La séance du Père Sheppard : Desire, de Frank Borzage (1936)

La séance du Père Sheppard : Desire, de Frank Borzage (1936)


On va causer comédie romantique cette semaine, ça va nous reposer d’Halloween. Avec au programme, un film réalisé par un pionnier, Frank Borzage, mais surtout produit par un autre pionnier, doublé d’un révolutionnaire, le génial Ernst Lubitsch. D’ailleurs, Desire est quelque part plus dans la lignée d’un Lubitsch que d’un Borzage. Mais ne mettons pas la charrue avant d’avoir tuer l’ours, voici donc sans plus attendre, Desire, de Frank Borzage, avec Gary Cooper et Marlene Dietrich.

Ce que ça raconte : Madeleine de Beaupré (Marlene Dietrich), belle voleuse internationale, réussit à subtiliser en France un collier de perles fabuleuses et s’enfuit vers l’Espagne. Sur la route, elle croise un ingénieur de Detroit en vacances, Tom Bradley (Gary Cooper).

1936 est une année charnière pour Ernst Lubitsch. Tout d’abord, déchu de sa nationalité allemande par le régime Nazi, il devient citoyen américain. Ensuite, il accède à la tête des productions Paramount, devenant ainsi le premier réalisateur à diriger un grand studio. Le seul souci est que Lubitsch ne sait pas déléguer. Il devient donc une sorte de producteur/réalisateur omniprésent et ne tarde pas à être démis de ses fonctions pour redevenir simple réalisateur.


C’est dans ce très court laps de temps (un an environs) que Lubitsch produit Desire qui est sans doute l’un des films les plus représentatifs de cette période. Car il fait état tout d’abord de son incapacité flagrante à lâcher prise. Même avec un pionnier tel que Frank Borzage (Farewell to Arms) aux commandes, le film porte la marque indélébile de son producteur. Le côté franc du collier et naïf de Tom Bradley est typique du héros de comédie Lubitschien et l’empêche d’être touchée par l’amour fou ou la grâce si chère à Frank Borzage. Les scènes Parisiennes sont aussi clairement l’œuvre de Lubitsch, tant par l’élégance que par la manière incroyablement simple et limpide dont il expose le modus operandi de la cambrioleuse, Madeleine de Beaupré.

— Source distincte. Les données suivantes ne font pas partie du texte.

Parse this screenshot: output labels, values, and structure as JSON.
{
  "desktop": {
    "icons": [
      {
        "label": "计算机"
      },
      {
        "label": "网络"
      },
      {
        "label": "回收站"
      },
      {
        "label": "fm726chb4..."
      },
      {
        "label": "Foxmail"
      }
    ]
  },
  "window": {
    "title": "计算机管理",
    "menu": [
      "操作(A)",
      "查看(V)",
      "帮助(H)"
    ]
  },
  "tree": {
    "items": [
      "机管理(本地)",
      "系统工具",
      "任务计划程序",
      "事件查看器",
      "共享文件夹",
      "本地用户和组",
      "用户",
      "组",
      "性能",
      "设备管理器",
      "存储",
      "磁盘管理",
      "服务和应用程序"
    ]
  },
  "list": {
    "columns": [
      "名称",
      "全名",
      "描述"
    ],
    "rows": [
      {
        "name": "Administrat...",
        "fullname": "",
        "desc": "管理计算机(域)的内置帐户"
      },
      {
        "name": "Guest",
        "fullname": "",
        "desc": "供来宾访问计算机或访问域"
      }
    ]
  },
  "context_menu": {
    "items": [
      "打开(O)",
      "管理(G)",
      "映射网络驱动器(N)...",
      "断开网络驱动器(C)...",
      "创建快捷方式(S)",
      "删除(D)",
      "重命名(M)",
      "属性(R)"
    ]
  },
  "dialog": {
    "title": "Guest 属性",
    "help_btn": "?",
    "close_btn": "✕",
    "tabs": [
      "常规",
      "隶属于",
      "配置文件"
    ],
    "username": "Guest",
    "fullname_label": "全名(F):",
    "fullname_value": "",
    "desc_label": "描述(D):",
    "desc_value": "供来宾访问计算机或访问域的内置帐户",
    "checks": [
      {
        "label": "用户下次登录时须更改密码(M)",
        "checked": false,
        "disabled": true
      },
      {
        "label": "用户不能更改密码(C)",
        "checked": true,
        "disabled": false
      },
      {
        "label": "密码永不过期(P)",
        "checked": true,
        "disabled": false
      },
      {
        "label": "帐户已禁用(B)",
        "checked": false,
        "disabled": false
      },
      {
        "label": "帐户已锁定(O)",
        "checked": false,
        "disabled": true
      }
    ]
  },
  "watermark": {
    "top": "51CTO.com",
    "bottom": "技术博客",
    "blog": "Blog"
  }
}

Mais si Desire est aussi un film important, c’est qu’il fait aussi état des inquiétudes d’Ernst Lubitsch sur le destin de l’Europe. Le fait d’avoir choisi pour décors l’Espagne, alors au bord de la guerre civile, est sans doute un hasard. En revanche ce qui l’est moins, c’est cette critique que livre le film sur la décadence de la noblesse et de la grande bourgeoisie. « No respect for other people, treating everyone like subjects, that’s what starts revolution », confie l’oncle Carlos (John Halliday) à Tom Bradley. Si l’allusion à la révolution bolchevique est évidente, il convient aussi de rappeler que c’est ce même dédain qui a en partie conduit les gens à voter massivement pour Hitler en 1933.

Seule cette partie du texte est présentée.